Objectives: It is well known that asthmatic children receiving Medicaid use the emergency department (ED) more frequently than otherwise-insured asthmatic children. However, the extent to which this difference is attributable to provider characteristics, medication use, access to primary care, and symptomatology is poorly understood. These factors were explored as independent predictors of health care utilization.
Methods: Baseline data from a prospective cohort study of childhood asthma severity were used. Subjects were recruited from seven New England hospitals. Home interviews collected data on monthly symptoms, health care visits, insurance status, as well as sociodemographics and asthma-related risk factors (n = 804). Characteristics of providers' practices, board certifications, and asthma specialty were obtained from Folio's Medical Dictionaries for Connecticut and Massachusetts.

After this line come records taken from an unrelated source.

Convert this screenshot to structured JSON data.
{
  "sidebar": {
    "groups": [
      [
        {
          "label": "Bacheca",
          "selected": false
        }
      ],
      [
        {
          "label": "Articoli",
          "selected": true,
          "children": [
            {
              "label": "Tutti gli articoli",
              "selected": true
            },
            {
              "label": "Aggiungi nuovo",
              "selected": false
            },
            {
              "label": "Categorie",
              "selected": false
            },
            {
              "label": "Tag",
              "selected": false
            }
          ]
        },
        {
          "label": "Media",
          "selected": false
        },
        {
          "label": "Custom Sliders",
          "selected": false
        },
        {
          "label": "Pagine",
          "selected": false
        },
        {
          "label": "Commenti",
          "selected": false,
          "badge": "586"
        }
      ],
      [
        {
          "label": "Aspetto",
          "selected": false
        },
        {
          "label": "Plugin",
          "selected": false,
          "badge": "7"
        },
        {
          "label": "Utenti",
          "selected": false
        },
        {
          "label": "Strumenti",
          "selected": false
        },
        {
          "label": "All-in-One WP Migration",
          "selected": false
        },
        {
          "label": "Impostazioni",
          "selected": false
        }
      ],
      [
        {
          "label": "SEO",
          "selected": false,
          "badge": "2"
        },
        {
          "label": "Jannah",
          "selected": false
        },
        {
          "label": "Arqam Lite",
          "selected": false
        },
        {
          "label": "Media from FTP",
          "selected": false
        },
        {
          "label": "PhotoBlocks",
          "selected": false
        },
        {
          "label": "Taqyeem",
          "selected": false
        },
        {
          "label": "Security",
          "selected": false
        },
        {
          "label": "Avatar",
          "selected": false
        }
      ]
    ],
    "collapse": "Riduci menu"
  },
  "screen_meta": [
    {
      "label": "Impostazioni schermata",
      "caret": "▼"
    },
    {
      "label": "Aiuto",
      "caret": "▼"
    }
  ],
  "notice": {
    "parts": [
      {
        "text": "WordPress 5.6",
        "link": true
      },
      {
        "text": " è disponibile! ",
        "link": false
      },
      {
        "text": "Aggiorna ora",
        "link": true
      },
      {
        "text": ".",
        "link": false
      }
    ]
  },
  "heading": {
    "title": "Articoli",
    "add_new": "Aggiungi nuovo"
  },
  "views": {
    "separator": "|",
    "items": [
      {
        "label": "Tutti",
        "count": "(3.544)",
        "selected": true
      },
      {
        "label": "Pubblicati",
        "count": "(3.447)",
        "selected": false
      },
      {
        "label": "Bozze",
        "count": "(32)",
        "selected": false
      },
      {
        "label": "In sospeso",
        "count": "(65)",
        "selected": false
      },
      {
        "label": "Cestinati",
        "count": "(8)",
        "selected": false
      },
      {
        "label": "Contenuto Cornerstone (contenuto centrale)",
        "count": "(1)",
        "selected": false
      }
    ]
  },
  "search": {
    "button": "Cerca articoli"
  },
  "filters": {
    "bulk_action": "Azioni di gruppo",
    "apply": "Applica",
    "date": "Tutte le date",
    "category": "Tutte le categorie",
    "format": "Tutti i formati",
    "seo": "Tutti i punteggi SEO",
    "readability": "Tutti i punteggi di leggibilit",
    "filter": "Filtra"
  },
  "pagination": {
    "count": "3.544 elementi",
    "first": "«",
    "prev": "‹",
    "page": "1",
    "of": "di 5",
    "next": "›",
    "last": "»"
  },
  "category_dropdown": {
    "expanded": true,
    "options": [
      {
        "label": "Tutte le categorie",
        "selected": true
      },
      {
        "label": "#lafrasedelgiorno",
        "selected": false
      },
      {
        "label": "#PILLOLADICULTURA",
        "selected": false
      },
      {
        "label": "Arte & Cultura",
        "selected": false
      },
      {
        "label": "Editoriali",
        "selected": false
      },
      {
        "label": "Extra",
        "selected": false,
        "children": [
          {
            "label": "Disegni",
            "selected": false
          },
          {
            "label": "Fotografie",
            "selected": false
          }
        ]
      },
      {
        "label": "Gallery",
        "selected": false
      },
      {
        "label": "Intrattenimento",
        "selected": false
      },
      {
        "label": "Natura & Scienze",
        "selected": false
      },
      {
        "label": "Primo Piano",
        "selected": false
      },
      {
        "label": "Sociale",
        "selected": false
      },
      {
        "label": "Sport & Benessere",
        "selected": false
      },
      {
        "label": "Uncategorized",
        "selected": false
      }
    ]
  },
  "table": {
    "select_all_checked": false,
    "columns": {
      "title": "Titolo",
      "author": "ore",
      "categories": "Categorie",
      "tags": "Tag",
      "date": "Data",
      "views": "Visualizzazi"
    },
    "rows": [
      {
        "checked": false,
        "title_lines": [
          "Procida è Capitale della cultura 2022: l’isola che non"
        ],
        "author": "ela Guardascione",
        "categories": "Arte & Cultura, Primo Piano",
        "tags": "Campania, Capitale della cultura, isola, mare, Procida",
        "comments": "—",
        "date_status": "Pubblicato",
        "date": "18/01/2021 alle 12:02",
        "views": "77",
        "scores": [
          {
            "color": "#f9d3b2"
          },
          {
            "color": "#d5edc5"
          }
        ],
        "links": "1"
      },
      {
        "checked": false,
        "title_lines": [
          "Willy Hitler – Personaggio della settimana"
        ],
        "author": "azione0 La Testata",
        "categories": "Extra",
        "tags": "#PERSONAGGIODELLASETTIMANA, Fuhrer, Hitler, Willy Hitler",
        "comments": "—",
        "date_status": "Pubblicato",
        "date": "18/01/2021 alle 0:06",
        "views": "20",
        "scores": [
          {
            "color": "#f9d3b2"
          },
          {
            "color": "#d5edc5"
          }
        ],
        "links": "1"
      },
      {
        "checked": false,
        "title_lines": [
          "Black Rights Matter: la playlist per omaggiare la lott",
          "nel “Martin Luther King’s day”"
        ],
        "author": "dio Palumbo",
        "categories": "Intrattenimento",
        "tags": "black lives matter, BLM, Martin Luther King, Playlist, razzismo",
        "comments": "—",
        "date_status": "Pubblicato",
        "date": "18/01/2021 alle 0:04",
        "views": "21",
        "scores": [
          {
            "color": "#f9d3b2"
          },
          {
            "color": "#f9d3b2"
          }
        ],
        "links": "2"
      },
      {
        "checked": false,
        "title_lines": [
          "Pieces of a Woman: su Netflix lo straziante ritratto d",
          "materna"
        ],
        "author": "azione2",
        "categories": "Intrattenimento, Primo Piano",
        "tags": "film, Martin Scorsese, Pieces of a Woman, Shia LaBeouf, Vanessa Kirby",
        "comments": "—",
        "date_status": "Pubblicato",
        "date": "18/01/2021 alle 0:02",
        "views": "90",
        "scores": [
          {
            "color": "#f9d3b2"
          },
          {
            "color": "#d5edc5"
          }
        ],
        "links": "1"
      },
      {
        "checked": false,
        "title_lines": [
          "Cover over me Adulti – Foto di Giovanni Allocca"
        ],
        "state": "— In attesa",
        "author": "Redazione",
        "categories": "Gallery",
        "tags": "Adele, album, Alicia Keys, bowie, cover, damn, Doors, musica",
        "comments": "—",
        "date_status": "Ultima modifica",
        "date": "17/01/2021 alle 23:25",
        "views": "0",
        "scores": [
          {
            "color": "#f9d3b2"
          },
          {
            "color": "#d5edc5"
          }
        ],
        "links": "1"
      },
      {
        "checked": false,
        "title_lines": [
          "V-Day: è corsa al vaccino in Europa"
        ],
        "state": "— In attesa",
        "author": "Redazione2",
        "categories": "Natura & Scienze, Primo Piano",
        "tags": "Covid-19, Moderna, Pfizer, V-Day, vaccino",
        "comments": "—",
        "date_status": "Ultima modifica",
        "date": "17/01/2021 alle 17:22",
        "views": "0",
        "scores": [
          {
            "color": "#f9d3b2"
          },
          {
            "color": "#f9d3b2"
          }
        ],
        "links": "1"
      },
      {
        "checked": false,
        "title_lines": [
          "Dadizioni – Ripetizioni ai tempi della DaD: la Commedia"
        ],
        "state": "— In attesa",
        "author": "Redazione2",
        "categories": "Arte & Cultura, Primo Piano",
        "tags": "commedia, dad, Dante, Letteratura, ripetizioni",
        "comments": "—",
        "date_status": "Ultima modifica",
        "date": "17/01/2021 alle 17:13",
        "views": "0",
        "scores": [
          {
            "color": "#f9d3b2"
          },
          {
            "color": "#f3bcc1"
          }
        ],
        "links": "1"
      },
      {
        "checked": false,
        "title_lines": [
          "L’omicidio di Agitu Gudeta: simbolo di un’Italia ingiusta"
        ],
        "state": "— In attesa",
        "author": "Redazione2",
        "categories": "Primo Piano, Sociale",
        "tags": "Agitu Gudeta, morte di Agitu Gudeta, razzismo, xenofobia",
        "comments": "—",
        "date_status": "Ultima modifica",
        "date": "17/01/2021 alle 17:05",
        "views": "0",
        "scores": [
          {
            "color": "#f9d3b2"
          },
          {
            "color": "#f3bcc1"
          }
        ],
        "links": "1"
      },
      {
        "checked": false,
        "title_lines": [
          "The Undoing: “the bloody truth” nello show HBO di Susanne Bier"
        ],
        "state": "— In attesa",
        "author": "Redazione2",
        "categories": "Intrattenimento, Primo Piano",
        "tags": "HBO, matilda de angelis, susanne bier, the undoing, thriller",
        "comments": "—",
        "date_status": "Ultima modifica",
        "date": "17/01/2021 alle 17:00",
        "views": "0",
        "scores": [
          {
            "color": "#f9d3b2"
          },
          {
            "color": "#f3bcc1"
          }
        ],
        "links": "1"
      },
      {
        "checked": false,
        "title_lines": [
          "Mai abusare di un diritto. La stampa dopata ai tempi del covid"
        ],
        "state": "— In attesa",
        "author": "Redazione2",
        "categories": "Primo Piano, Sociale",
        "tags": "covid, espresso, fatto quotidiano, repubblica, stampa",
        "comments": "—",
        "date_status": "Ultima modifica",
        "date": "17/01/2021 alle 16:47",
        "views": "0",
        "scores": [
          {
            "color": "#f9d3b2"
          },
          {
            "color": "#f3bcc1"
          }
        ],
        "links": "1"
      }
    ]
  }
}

Results: After adjusting for frequency of asthma-related primary care visits, primary provider practice type, use of asthma specialist, age, gender, medication use, and symptomatology, Medicaid children still used the ED more frequently for asthma services than privately insured children (RR, 1.7; 95% CI, 1.1, 2.5). In general, race/ethnicity did not modify the relationship between insurance status and health care use, except that black children receiving Medicaid were 90% (95% CI, 0.0, 0.7) less likely to have had > or = 3 routine primary care visits for asthma in the previous year than black privately insured children. White children receiving Medicaid were 2.5 (95% CI, 1.0, 6.9) times more likely to use the ED for asthma than privately insured white children.
Conclusions: The results suggest that enabling, structural, and need factors do not necessarily explain observed differences in pediatric asthma health care use by insurance status. Future investigation must explore other explanatory factors such as maternal attitudes and beliefs and patient-provider communication.